South Carolina prison riot: Video allegedly from inmate shows another inmate holding blade
BISHOPVILLE, S.C. -- In disturbing video obtained by CBS News, an inmate can be seen carrying a large blade amid a violent prison riot Sunday and Monday that left seven dead at Lee Correctional Institution in South Carolina. Seventeen more inmates were injured in the melee that is now being called the worst U.S. prison riot in 25 years.
The video, apparently taken on a cell phone from inside the prison, was provided by an inmate to Justin Bamberg, an attorney and South Carolina state representative. CBS News has not been able to independently verify the video.
In the footage, another inmate is seen sitting against a wall and then walking away, leaving a large smear of blood on the wall. His clothes appear to be covered in blood.
The first fight started in a dorm about 7:15 p.m. Sunday and appeared to be contained before suddenly starting in two other dorms. The prison was finally secured around 2:55 a.m. Monday, the corrections department told CBS affiliate WLTX. Most of the slain were stabbed or slashed; the remainder appeared to have been beaten, Lee County Coroner Larry Logan said.
Officials are being criticized for their response to the riot. A prisoner who spoke with the Associated Press on the condition of anonymity said he said he saw bodies "literally stacked on top of each other, like some macabre woodpile." He said it was hours before guards entered the dorm to help the wounded and dying.
"The COs (corrections officers) never even attempted to render aid, nor quell the disturbance," he said. "They just sat in the control bubble, called the issue in, then sat on their collective asses."

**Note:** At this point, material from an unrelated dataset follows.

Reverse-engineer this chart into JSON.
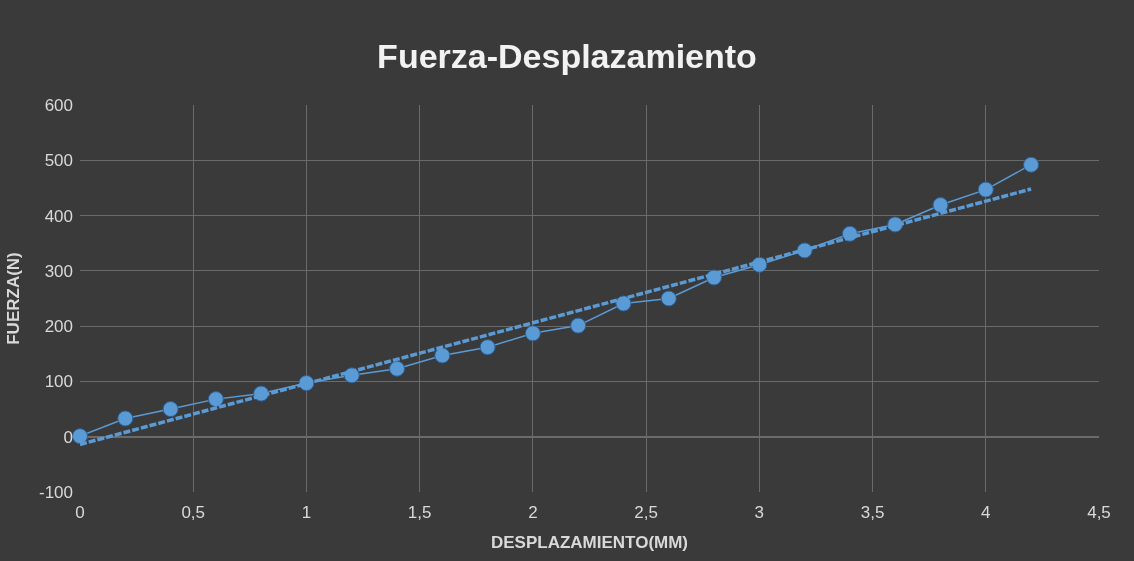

The prisoner told the Associated Press he saw several attackers taunt a rival gang member who was badly injured and later died. He said he believed the inmate would have had "a fighting chance if someone had simply opened the gate and let the others carry him up front."
"At one point, you had these guys who were stabbed, who were outside kind of in a pile-- but they were still alive," Bamberg told Crimesider. "But because the guards wouldn't come in, they also wouldn't open any of the gates to let people out. So these guys who according to some people's perceptions could have maybe survived had they gotten medical treatment-- didn't get any, and therefore they died. "
Corrections officials say guards followed procedure by backing out of the dorms and awaiting backup response. In a press conference Monday afternoon, South Carolina corrections department director Bryan Stirling said the response teams entered as fast as they could.
"We gathered as many people as we could, as quickly as we could and went in as soon as we thought it was safe for our staff," he said.
Stirling said the riot was "all about territory, all about contraband" and cell phones at the prison, which houses some of the state's worst and longest-serving offenders. Stirling said gangs were fighting over territory and said cellphones help them continue criminal activity behind bars.
Stirling urged the Federal Communications Commission (FCC) to change a law and allow state institutions like his to block prisoners' cell signals. South Carolina Gov. Henry McMaster told reporters that jamming signals from contraband cellphones - already banned in prison but smuggled in by the thousands - would "go a long way" in preventing future violence in prison.
Bamberg accused the state of "whining about the FCC" and showing poor leadership in response to the riot.
"You do not just 'end up' with seven inmates butchered, and another couple of dozen hauled off to the hospital," Bamberg said. "That's not supposed to just happen."